# 07-2. 심층신경망 
DNN (Deep Neural Network)

---

## multi-layer

(목표) 여러 층으로 구성된 DNN을 만들고, 다양한 activation 함수, optimizer에 대해 알아본다.


### [1] hidden layer (**sigmoid**)
Flatten layer를 사용하지 않고 직접 1차원 배열을 변환 하여 학습시킬 것이다.

#### Load Data

In [38]:
from tensorflow import keras

(X_train, y_train), (X_test, y_test) = keras.datasets.fashion_mnist.load_data()

#### Scaling

확률적 경사하강법은 손실함수의 loss값을 최소화 하는 알고리즘으로, 각 feature 영향력을 표준화해야하므로 전처리를 해야 한다.

이미지 화소는 0 ~ 255값을 가지므로 255로 나눠 0 ~ 1사이 값으로 표준화한다.

In [41]:
train_scaled = X_train / 255.0
test_scaled = X_test / 255.0

#### Split Train dataset for validation set


In [44]:
from sklearn.model_selection import train_test_split

train_scaled = train_scaled.reshape(-1, 28*28)

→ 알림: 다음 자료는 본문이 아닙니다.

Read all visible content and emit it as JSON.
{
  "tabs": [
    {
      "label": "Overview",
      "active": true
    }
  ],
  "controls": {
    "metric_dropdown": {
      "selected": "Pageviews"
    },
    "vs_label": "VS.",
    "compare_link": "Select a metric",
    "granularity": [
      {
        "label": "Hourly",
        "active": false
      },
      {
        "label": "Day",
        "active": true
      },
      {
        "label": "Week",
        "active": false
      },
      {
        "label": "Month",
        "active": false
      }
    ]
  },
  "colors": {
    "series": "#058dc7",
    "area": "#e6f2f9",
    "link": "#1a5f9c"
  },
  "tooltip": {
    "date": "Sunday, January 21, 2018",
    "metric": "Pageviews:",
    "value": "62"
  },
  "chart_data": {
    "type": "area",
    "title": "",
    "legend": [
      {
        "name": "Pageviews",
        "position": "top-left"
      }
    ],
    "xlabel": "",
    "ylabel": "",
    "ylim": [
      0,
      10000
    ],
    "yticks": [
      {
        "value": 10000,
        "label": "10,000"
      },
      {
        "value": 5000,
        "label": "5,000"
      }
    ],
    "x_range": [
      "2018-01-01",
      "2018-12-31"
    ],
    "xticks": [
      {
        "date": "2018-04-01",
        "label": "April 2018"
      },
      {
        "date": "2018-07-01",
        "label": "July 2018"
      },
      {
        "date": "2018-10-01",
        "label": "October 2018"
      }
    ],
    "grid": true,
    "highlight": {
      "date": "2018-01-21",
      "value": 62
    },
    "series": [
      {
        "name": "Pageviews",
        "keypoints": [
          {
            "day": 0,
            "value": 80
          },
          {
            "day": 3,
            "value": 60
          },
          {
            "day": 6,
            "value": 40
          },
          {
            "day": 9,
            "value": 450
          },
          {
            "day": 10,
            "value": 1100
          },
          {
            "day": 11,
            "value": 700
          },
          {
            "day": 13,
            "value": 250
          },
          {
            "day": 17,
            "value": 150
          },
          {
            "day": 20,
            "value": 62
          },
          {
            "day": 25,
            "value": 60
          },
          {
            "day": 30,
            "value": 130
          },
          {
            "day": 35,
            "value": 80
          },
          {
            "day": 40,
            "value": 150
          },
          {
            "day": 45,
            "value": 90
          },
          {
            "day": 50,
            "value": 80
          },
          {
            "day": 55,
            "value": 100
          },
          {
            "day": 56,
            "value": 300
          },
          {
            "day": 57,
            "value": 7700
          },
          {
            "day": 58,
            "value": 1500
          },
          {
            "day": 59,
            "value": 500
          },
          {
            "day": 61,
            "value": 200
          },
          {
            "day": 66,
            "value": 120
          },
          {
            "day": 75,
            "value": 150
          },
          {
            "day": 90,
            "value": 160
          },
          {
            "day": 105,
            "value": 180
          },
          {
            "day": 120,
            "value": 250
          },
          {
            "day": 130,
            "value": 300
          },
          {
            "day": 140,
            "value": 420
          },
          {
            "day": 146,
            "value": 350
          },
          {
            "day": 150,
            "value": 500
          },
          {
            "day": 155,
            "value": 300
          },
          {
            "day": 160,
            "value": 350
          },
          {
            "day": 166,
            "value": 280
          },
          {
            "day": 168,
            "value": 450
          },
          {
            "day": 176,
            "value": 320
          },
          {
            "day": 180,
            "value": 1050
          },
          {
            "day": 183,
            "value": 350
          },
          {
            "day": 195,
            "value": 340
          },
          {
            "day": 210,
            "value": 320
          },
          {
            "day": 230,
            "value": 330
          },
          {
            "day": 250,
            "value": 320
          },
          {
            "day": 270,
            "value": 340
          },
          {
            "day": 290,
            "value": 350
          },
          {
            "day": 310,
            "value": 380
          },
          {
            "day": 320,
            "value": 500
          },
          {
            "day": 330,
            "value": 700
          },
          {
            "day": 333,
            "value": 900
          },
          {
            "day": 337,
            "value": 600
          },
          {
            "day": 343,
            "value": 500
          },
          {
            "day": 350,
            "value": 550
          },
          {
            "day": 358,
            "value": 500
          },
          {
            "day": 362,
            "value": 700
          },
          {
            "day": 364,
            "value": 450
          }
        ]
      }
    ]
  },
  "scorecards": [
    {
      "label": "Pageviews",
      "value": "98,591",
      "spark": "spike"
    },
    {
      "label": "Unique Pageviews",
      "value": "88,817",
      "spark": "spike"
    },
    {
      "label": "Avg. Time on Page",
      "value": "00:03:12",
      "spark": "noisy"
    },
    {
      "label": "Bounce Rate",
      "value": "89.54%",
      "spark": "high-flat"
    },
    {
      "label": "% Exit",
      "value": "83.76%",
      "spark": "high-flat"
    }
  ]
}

train_scaled, val_scaled, train_target, val_target = train_test_split(
    train_scaled, y_train, test_size=0.2, random_state=42
)

### 2. 인공신경망 설정

>[ **활성화 함수** ]<br/>
> 선형함수 출력값을 확률로 변환하기 위해 사용한다.
>- 출력층
>    - 이진분류 : sigmoid
>    - 다중분류 : softmax
>- 은닉층
>  - **비선형** 함수
>    - [1] sigmoid
>    - [2] ReLU
>    - [3] sigmoid

In [13]:
import numpy as np
print(np.unique(y_train, return_counts=True))
print(train_scaled.shape)

(array([0, 1, 2, 3, 4, 5, 6, 7, 8, 9], dtype=uint8), array([6000, 6000, 6000, 6000, 6000, 6000, 6000, 6000, 6000, 6000],
      dtype=int64))
(48000, 784)


1) 층 구성-1

In [16]:
# hidden layer
dense1 = keras.layers.Dense(100, activation='sigmoid', input_shape=(784,))
# output layer
dense2 = keras.layers.Dense(10, activation='softmax')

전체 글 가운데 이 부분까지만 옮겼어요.